In a world that moves too fast, the Art Arbor slows you down. It pulls you into the moment like a brushstroke pulling color across a blank canvas.

May 27, 2025
by Jessie Fisher
A clay puppy before going into the kiln A clay pup fetching some sunshine before going into the kiln. It's got tail-wagging potential! / Kevin Kitsuda

Art at the Lair is more than just an activity—it’s an experience. It’s the joy of sitting beneath trees, the air filled with chit-chat and the Grateful Dead, while your hands work beads, clay, or paint.

“The Art Arbor is a really big part of the Lair experience,” said Ella Villar, last summer’s Camp Gold Art Director and a UC Santa Cruz Art major. “It’s a space for laughing, talking, and creating.”

The Art Crew will set you up with all the supplies you could dream of. There’s friendship bracelet string, yarn, beads, mini canvases, paints—it’s all there, ready for you to create.

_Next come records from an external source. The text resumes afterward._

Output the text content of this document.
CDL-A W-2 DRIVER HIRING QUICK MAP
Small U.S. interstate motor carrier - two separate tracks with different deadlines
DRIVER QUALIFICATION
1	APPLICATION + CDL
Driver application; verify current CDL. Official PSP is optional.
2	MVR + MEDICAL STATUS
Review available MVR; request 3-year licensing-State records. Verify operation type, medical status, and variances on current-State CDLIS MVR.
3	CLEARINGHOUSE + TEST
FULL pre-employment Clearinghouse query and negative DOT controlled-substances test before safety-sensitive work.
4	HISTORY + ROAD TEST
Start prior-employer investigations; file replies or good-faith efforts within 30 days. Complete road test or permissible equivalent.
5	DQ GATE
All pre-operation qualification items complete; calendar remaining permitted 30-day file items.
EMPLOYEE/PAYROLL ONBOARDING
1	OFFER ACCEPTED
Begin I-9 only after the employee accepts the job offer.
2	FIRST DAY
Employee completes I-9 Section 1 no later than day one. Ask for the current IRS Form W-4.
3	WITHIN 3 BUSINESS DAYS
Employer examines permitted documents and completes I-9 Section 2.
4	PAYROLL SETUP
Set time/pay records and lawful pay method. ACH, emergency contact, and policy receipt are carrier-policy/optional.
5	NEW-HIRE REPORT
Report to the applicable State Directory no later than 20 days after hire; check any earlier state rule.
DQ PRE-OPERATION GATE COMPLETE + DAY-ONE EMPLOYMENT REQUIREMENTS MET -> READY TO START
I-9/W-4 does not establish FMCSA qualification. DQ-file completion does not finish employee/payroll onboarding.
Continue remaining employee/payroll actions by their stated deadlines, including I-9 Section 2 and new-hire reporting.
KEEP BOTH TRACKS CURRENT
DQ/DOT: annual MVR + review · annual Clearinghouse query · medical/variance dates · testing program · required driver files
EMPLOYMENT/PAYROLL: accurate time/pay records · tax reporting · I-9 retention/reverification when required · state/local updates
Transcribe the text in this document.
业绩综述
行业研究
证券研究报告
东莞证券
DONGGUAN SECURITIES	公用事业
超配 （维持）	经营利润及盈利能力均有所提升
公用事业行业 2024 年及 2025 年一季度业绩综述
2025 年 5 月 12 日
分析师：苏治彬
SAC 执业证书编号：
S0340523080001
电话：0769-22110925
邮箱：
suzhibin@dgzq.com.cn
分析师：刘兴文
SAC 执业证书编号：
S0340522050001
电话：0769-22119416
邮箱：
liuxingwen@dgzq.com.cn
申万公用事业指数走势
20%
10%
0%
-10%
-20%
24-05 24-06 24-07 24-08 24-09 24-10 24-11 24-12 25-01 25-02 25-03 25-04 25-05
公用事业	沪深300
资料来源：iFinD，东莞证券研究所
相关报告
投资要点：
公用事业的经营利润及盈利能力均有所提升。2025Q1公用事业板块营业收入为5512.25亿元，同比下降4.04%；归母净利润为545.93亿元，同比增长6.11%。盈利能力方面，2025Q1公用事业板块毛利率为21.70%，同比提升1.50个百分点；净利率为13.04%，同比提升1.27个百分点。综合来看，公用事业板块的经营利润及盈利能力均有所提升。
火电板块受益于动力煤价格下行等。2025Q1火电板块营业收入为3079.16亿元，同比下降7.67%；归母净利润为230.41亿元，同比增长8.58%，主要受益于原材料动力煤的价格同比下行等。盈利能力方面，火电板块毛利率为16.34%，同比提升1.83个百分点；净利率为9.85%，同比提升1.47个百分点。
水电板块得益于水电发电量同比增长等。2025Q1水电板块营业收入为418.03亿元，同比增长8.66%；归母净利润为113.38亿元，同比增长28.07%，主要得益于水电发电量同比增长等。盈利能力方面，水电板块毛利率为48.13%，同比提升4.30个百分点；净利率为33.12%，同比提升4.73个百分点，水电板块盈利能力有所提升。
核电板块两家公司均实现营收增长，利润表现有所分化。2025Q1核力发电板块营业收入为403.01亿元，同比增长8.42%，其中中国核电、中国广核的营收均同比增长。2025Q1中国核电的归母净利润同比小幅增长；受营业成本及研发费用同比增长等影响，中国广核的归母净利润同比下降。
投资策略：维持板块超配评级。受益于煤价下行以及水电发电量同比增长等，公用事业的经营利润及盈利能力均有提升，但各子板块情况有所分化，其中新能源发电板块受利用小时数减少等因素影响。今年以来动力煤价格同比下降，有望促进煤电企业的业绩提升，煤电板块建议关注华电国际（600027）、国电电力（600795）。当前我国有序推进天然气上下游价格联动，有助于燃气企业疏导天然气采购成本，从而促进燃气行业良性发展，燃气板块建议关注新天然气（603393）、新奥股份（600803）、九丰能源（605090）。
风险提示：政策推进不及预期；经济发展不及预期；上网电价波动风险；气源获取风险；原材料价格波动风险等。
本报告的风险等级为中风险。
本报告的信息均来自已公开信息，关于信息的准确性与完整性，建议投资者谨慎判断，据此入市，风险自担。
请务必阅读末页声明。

You can make just about anything. Pottery? Yes. Lanyards? Always. Tie-dye? Of course. There’s a sink for washing clay and paint off your hands, watching red and blue bleed together and turn purple before slipping down the drain. 

Who might you find in the Art Arbor? Four moms bent over friendship bracelets, laughing as they swap stories about their seven-year-olds. A camper asking a staffer to add him on Fortnite. Music lovers debating the best Jack Johnson song for a soft summer morning. The Art Arbor is a community built through crafts, and it’s as warm and welcoming as it sounds.

“It’s just a very open and safe space to try something you’ve never done before,” said Nikhil Patel. “You have people ready to help, and all the supplies you need, so it’s the perfect environment.”

What could you make this summer?

A member of the Art Crew helps a camper make her creative vision come to life.
A member of the Art Crew helps a camper make her creative vision come to life. / Kevin Kitsuda

3×3 spiral lanyards. Sparkly string, twisting and looping in your hands. The kind of thing you do without thinking, but then you look down and, wow, you made something and, wow, it glitters in the sun. 

Pinch pots. Take clay and pinch it into a shape—simple, imperfect, perfect. A little pot for paperclips, lucky pennies, or whatever small treasures need a home.

Lair tents. Little ones. Paloma Raffle made a template last summer, so now it’s easy. Cut, shape, and piece it together. Paint it however you like—your tent number, a bear, polka dots. Tiny tents are cute. Tiny Lair tents? Extra cute.

Mugs. A mug for tea or pencils. A mug that’s yours because you made it, because you pressed a leaf into the clay before it dried. A little bit of the forest, baked right in.

Clay mug being painted with stripes of many different colors.
A mug striped with lots of different colors. / Kevin Kitsuda

Rock friends. Find a rock. The roundest one, the smoothest one. Paint it a face—smiling, serious, eyes, nose, maybe even a mustache, or some lipstick, whatever you like. Give it a name. Carry it in your pocket for the rest of the week.


When you sit down this summer to make something, just let it happen. A lanyard, a mug, a rock. It doesn’t matter so much what you end up with—it’s the making itself that counts. 

You’ll take your baby home with you, and when you see it again (maybe sitting on a shelf, maybe stuffed in a drawer) it’ll take you back. Back to the clear air, the clear mind—back to the kind of stillness that only shows up toward the tail end of a week in the woods. 

It’s a little thing, this object, but it will remind you of how time felt at the Lair—moving gently, like the water in the creek, always flowing. A piece of the Lair, in the palm of your hand, always with you, never really gone.